Jon concentrates on saying upright. His body is an unsteady jenga tower, its parts barely balancing on each other, liable to spill over onto the ground at the slightest touch and shatter irreparably.

“No more back to back tours,” continues Tommy with a frown, “it’s too much. You look like hell.”

Mournfully, Jon nods. He can still nod. Some forms of communication are left to him yet.

Something touches Jon’s hand, and he looks down at it, startled. A hand is taking the handle of his suitcase away from him. Jon’s eyes trace up the arm attached to the hand and find Tommy at the top. That’s okay then. He lets his suitcase go, unconcerned. Tommy will take care of it. Then the hand is back, taking hold of his, and he’s being led across LAX, or wherever the hell they are. He trusts, towards home.

The rest of the journey gets confused and segmented. There’s a series of stairs and doorways, different every time Jon looks around and tries to absorb where he is. Someone shoves him down, gentle but firm, and he’s in the passenger seat of a car. The normally lengthy drive from the airport passes in a series of long blinks. Tommy’s voice is there, and Jon wonders if he’s listening to PSTW, but then he realises it’s the real live version of Tommy Viet*r, and he isn’t even listening, let alone replying. He manages to shift so he’s leaning against the window and give him a vague smile, so he’ll keep on doing the talking, which Jon likes.

Getting out of the car is hard, but Tommy takes both his hands and gives him a strong pull to get him standing, then guides him to their front door with a hand on his back when he’s at a loss where to go. A scrabble of paws and a couple of very restrained, appropriate barks meet them, and Jon’s arms regain the power of movement in time for him to accept the wriggling, furry bundle of Pundit that Tommy hands him and give her a proper greeting. It’s nice while it lasts, but thankfully, she’s taken away and set down before before he drops her.

Cuddling Pundit wakes Jon up enough to, under his own steam, kick his shoes off and successfully identify the bedroom door. Before he can get there he is thwarted by an uncharacteristically cruel Tommy, who takes hold of his arm and steers him off course into the bathroom.

“Sleep,” whines Jon.

“Just a few more minutes,” replies Tommy. “I’ll do the work and you’ll definitely be glad you let me. All you have to do is not fall over.” Tommy props Jon against the bathroom sink while he gets the shower going and strips his own clothes off. Even though he’s more efficient than seductive, it’s a good show. Distracting. When Tommy turns back to him and steps in close, Jon’s sort of forgotten what it’s in aid of.
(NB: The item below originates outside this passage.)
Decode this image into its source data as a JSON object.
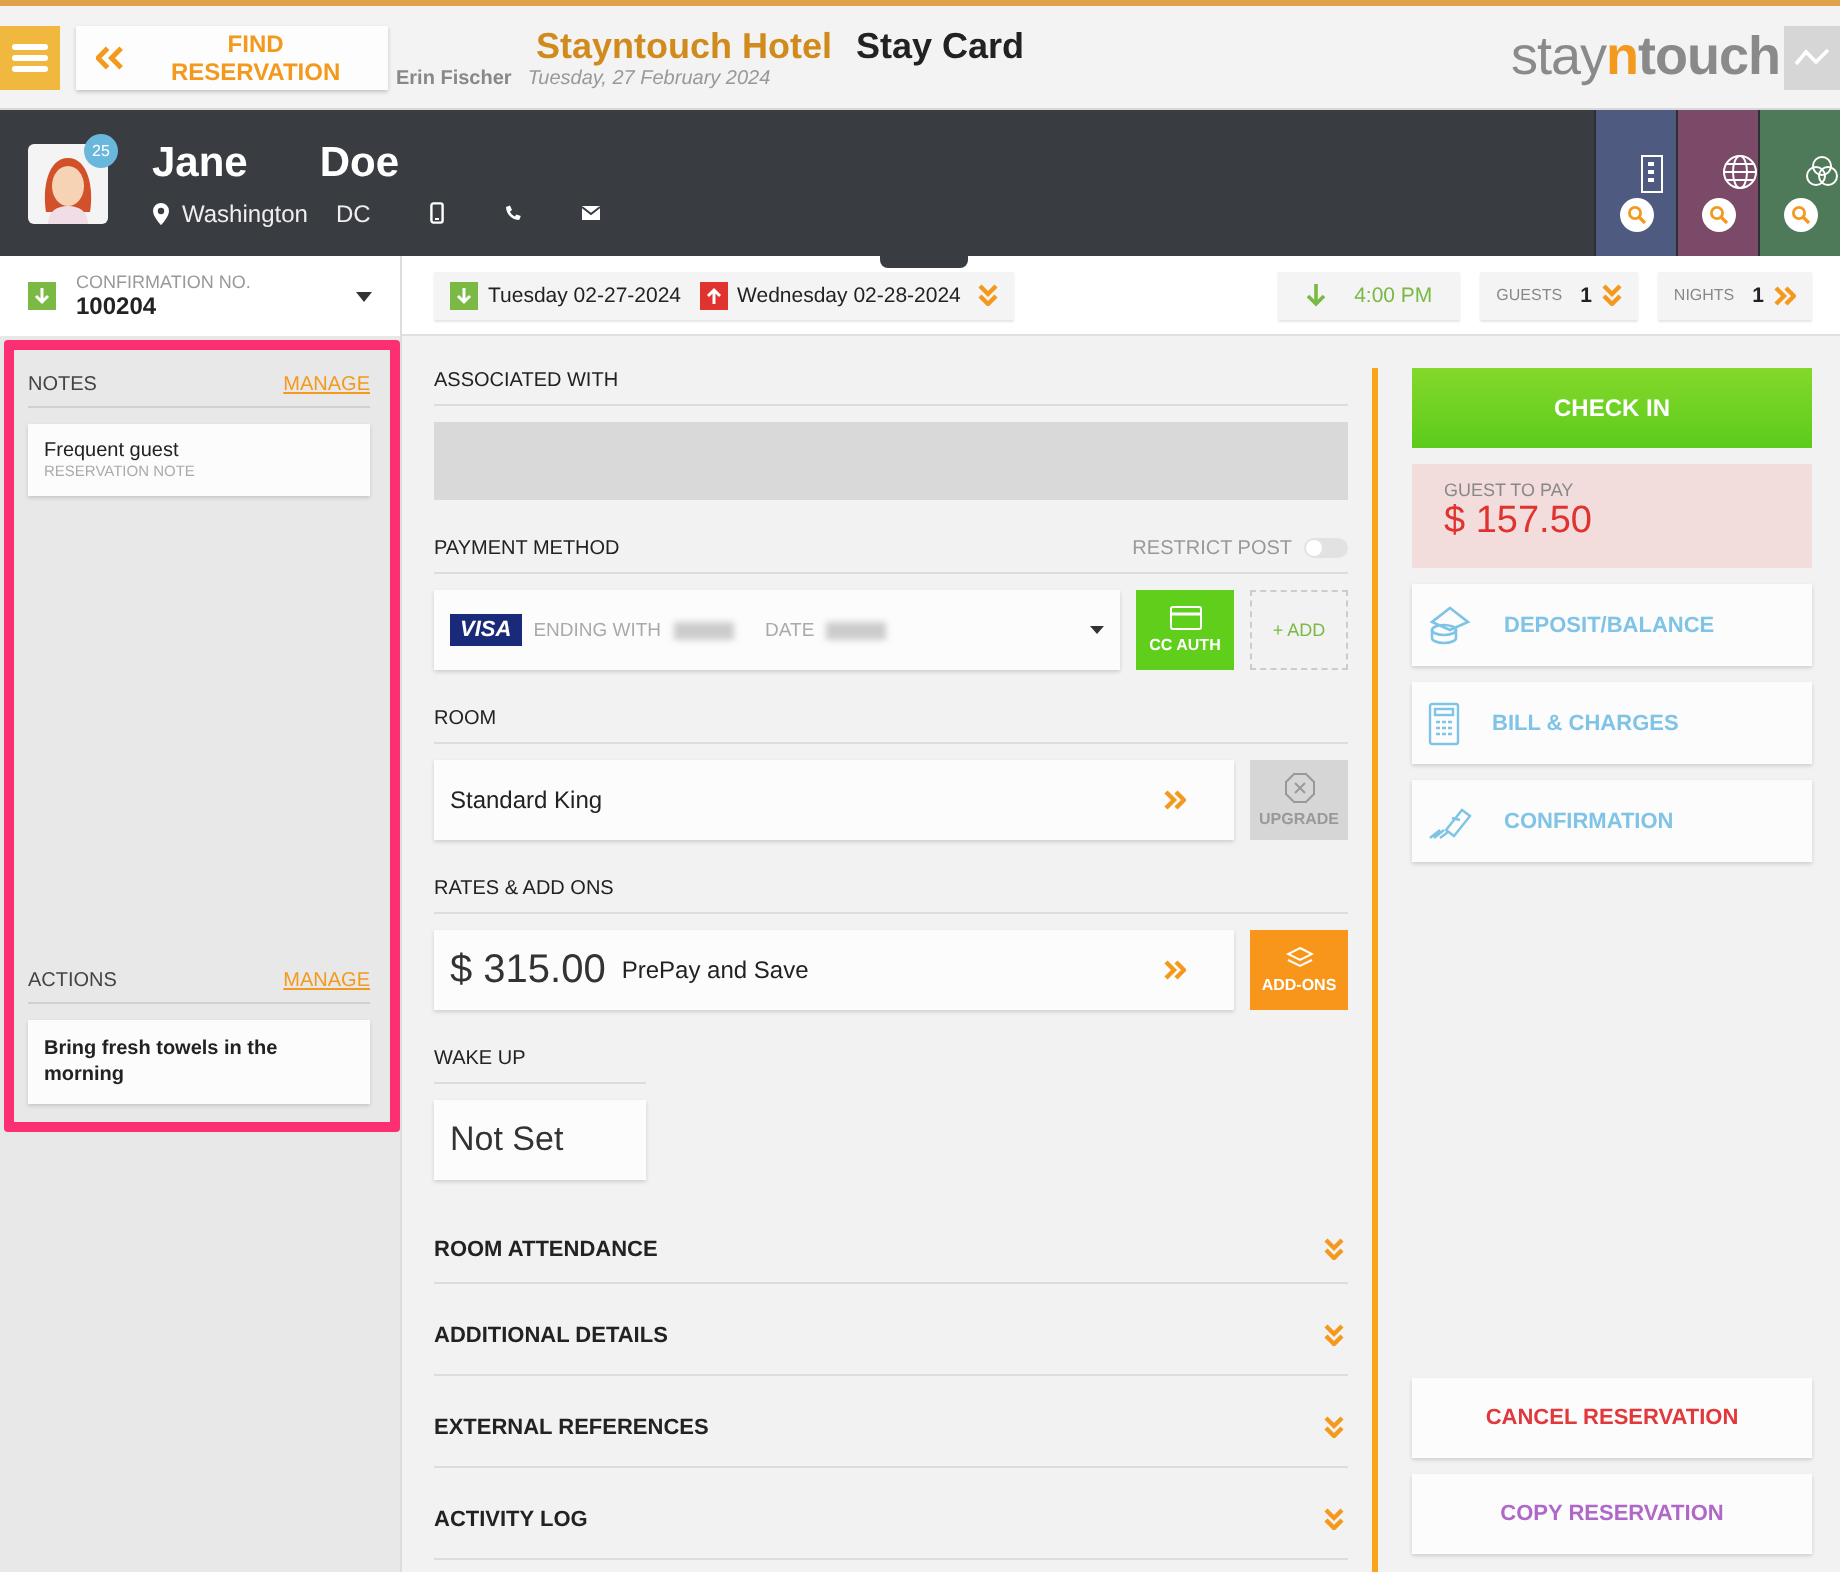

“Up,” says Tommy. Jon blinks at him, confused, until something tugs at his t-shirt. Tommy is holding the hem of it in his hands. It takes a few long seconds to compute that he wants him to lift his arms up. He does, and Tommy wrestles the t-shirt over his head competently, even though Jon is objectively no help at all. He’s even closer when Jon’s head is finally free of the fabric, looking down into his face with a very Tommy mix of concern and amusement. Neither of them break eye contact as Tommy undoes Jon’s jeans and pushes them down, or when he crouches to pull down Jon’s boxers and lift first one of his feet, then the other out of the tangle of clothes.

The shower is a warm wash of sensation, sweeping the distance Jon has been feeling from the world away and leaving him somehow more awake and more exhausted at the same time, back in his body however miserable it is in there. Alone, he’d maybe be competent to stand under the spray for five minutes but—thankfully—he isn’t alone. Tommy is there, lathering and manoeuvring and rinsing him until he’s new all over, the residue of the interminable day sloughing off. When he’s thoroughly cleansed, Tommy turns the shower off and cocoons him in a huge towel, swaddled from the neck down like a baby. He can’t really move his limbs properly, but he doesn’t have to, doesn’t have to do anything except lean against Tommy and let him take care of him. A rock as ever, Tommy takes this in his stride, wrapping his long arms around Jon to hold him close, moving them up and down a little to dry him off. Jon is aching with tiredness, standing naked except for a towel in a steamy bathroom, but it’s maybe the safest and most soothed he has ever felt.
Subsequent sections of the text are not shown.